但他回回都能被看管人员及时发现,并及时救助,迎接他的就又是一轮新的“加餐”,又是一次生不如死的体验。
杨校长以前是惯用这样的技巧的。
学员知道一旦失败就会受到如此大的痛苦折磨,连死都不敢——他们怕死不掉,被学校的人救下来,落到杨叔手里。
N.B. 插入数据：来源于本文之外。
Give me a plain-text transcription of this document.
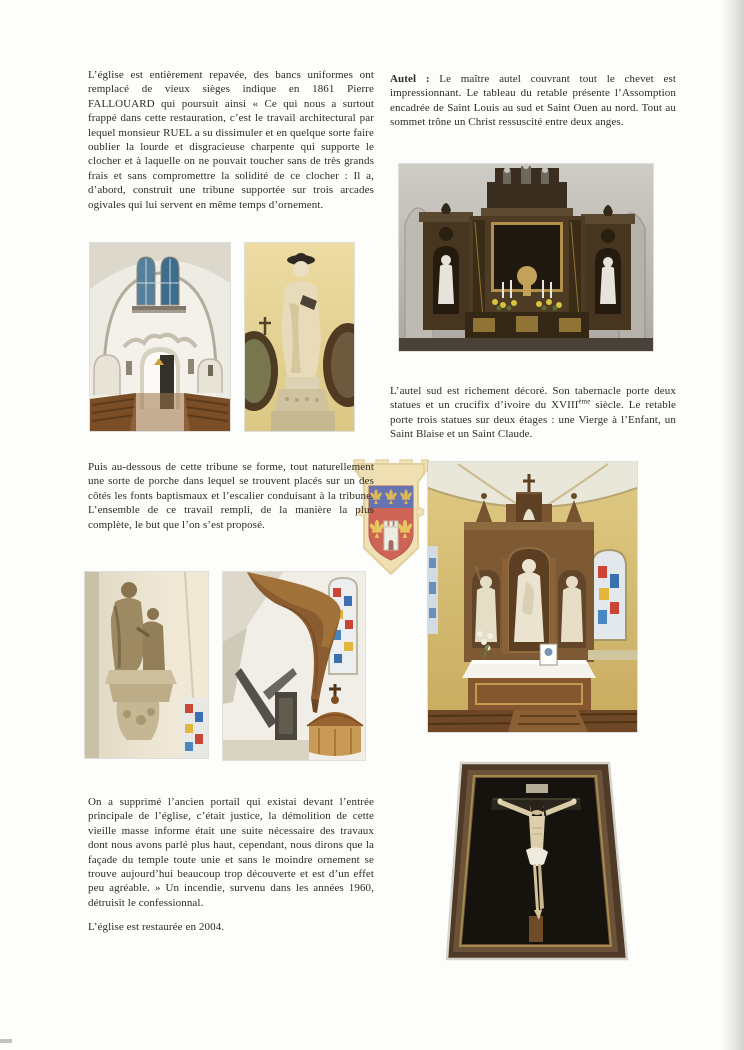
L’église est entièrement repavée, des bancs uniformes ont remplacé de vieux sièges indique en 1861 Pierre FALLOUARD qui poursuit ainsi « Ce qui nous a surtout frappé dans cette restauration, c’est le travail architectural par lequel monsieur RUEL a su dissimuler et en quelque sorte faire oublier la lourde et disgracieuse charpente qui supporte le clocher et à laquelle on ne pouvait toucher sans de très grands frais et sans compromettre la solidité de ce clocher : Il a, d’abord, construit une tribune supportée sur trois arcades ogivales qui lui servent en même temps d’ornement.

Puis au-dessous de cette tribune se forme, tout naturellement une sorte de porche dans lequel se trouvent placés sur un des côtés les fonts baptismaux et l’escalier conduisant à la tribune. L’ensemble de ce travail rempli, de la manière la plus complète, le but que l’on s’est proposé.

On a supprimé l’ancien portail qui existai devant l’entrée principale de l’église, c’était justice, la démolition de cette vieille masse informe était une suite nécessaire des travaux dont nous avons parlé plus haut, cependant, nous dirons que la façade du temple toute unie et sans le moindre ornement se trouve aujourd’hui beaucoup trop découverte et est d’un effet peu agréable. » Un incendie, survenu dans les années 1960, détruisit le confessionnal.

L’église est restaurée en 2004.

Autel : Le maître autel couvrant tout le chevet est impressionnant. Le tableau du retable présente l’Assomption encadrée de Saint Louis au sud et Saint Ouen au nord. Tout au sommet trône un Christ ressuscité entre deux anges.

L’autel sud est richement décoré. Son tabernacle porte deux statues et un crucifix d’ivoire du XVIIIème siècle. Le retable porte trois statues sur deux étages : une Vierge à l’Enfant, un Saint Blaise et un Saint Claude.
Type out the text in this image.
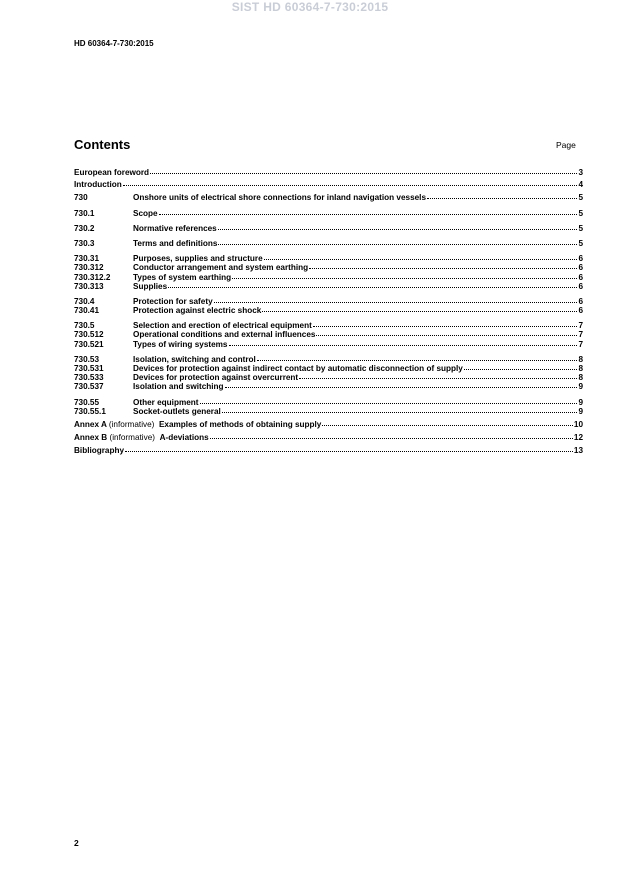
SIST HD 60364-7-730:2015
HD 60364-7-730:2015
Contents	Page
European foreword	3
Introduction	4
730	Onshore units of electrical shore connections for inland navigation vessels	5
730.1	Scope	5
730.2	Normative references	5
730.3	Terms and definitions	5
730.31	Purposes, supplies and structure	6
730.312	Conductor arrangement and system earthing	6
730.312.2	Types of system earthing	6
730.313	Supplies	6
730.4	Protection for safety	6
730.41	Protection against electric shock	6
730.5	Selection and erection of electrical equipment	7
730.512	Operational conditions and external influences	7
730.521	Types of wiring systems	7
730.53	Isolation, switching and control	8
730.531	Devices for protection against indirect contact by automatic disconnection of supply	8
730.533	Devices for protection against overcurrent	8
730.537	Isolation and switching	9
730.55	Other equipment	9
730.55.1	Socket-outlets general	9
Annex A (informative) Examples of methods of obtaining supply	10
Annex B (informative) A-deviations	12
Bibliography	13
2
而那个刺头男生在尝试自杀两次之后,也不敢再去自杀了——他已经有些魔怔了,整日过得浑浑噩噩,也不哭也不笑,对外界的事情也没什么反应。
在周晨枫前世的记忆里,他原是死了的,还死在周晨枫前面。所以杨校长在知道周晨枫的死讯后,才能不紧不慢地说出那句“又不是第一次了”。
确实不是第一次,这十几年来,被他们害死的,在学校里自杀的,“改造”结束后成功回家、却被父母逼死的,数不胜数。
那些“爱孩子”的父母,大概怎么也想不懂:
为什么孩子在听到他们“送你回兴持学院”这样的话后,居然会那么害怕?
以至于怕到提前自杀,只为了不再回到学校受那份罪。
但如今电流加身,他们现在都懂了。
周父先上的治疗床,周母则被好好地招待、在一旁的椅子上坐着,只是不能活动。
周父一看这些学生这熟练的架势,心中悔意更重。
他在屋里和一张椅子绑在一起,能勉强驮着椅子,挪到窗边。